The US ambassador to Ireland, James Kenny, is to be invited to appear before an Oireachtas committee to answer allegations that the CIA has illegally transported prisoners through Shannon airport. Mark Hennessy, Political Correspondent, reports.
The Oireachtas Foreign Affairs Committee chairman, former cabinet minister and Fianna Fáil TD Michael Woods, will formally issue the invitation today to Mr Kenny.
The committee's move comes amid growing international concern over the process known as "rendition", following reports that the CIA has been operating secret prisons in Europe for terrorism suspects.
President George Bush said yesterday that the US did not secretly move terrorism suspects to foreign countries that used torture in order to get information.
"We do not render to countries that torture. That has been our policy and that policy will remain the same," Mr Bush told reporters.
US secretary of state Condoleezza Rice is currently on a visit to Europe where she is seeking to reassure allies about US handling of terrorism suspects.
In the Dáil yesterday, Taoiseach Bertie Ahern insisted that the Government "cannot and will not allow" CIA-controlled aircraft to land in the State if they are carrying prisoners. He said the Government has raised its concerns "at the highest levels" with the Bush administration in Washington.
"Ireland accepts the repeated assurances given by the government of the United States. The US authorities know the importance we attach to these assurances," he said.
"If the United States secretary of state, Condoleezza Rice, gives us assurances, I must accept them," Mr Ahern told Labour leader, Pat Rabbitte.

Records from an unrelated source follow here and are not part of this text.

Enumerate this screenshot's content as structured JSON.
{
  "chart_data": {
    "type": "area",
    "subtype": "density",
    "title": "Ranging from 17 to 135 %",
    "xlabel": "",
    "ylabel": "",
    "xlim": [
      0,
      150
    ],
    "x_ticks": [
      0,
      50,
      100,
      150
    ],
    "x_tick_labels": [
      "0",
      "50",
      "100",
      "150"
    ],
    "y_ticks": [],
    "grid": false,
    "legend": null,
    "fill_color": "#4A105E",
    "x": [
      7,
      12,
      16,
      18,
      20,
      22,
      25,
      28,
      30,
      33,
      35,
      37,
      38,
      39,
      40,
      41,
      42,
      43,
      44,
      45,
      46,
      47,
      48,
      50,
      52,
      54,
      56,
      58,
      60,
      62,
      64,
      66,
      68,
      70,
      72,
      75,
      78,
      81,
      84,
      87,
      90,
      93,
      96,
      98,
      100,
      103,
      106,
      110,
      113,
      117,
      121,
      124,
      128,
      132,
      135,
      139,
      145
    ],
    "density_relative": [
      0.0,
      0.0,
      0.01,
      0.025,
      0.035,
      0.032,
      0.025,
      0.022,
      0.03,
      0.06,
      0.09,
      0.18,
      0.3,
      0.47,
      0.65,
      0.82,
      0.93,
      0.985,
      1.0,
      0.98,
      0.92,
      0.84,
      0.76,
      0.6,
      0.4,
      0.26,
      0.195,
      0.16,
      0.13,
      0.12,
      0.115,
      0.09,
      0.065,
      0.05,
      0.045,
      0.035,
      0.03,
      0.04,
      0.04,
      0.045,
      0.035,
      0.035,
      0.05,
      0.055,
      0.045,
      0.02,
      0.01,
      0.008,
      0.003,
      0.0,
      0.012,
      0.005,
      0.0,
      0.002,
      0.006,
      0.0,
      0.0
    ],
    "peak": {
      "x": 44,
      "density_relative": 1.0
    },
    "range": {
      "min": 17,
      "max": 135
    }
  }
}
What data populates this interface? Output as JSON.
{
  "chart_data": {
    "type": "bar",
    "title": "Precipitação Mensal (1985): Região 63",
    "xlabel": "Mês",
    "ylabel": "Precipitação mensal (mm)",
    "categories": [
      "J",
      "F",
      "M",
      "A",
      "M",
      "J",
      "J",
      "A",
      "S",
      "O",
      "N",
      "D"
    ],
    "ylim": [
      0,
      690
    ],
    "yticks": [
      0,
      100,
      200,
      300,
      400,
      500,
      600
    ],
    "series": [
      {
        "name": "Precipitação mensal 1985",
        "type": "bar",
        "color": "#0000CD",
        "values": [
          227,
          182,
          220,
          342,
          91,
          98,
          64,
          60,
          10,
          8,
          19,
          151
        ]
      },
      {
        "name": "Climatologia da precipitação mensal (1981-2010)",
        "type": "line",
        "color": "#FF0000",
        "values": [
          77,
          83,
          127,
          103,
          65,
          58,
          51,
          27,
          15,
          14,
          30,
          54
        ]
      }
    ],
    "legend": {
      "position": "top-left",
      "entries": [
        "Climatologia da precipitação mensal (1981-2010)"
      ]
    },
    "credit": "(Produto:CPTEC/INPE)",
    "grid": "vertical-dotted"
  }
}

Under the 1944 Chicago Convention, states are entitled to search civilian aircraft at their airports, contrary to the points made by Minister for Justice, Equality and Law Reform Michael McDowell on Monday.
Last night, Prof William Schabas, director of the Irish Centre for Human Rights at the National University of Ireland, Galway, called on the Government to stop CIA flights landing in Shannon.
On Monday, he said, the US secretary of state had "strengthened the presumption that something funny is going on" when she acknowledged that "rendition" flights took place and that they had saved civilians from terrorist attacks.
The Government, he said, had a duty to guarantee that people are not transported through Shannon for torture elsewhere, or else "it has a duty to tell the Americans that they cannot land, and they should go somewhere else".
The US embassy in Dublin last night said it would seek "guidance from Washington" before a decision is made about whether ambassador Kenny appears before the Oireachtas committee. During a debate on the flights and the Iraqi war, Senator David Norris said Ireland shared many values with the US "but those values have been betrayed and traduced in the US".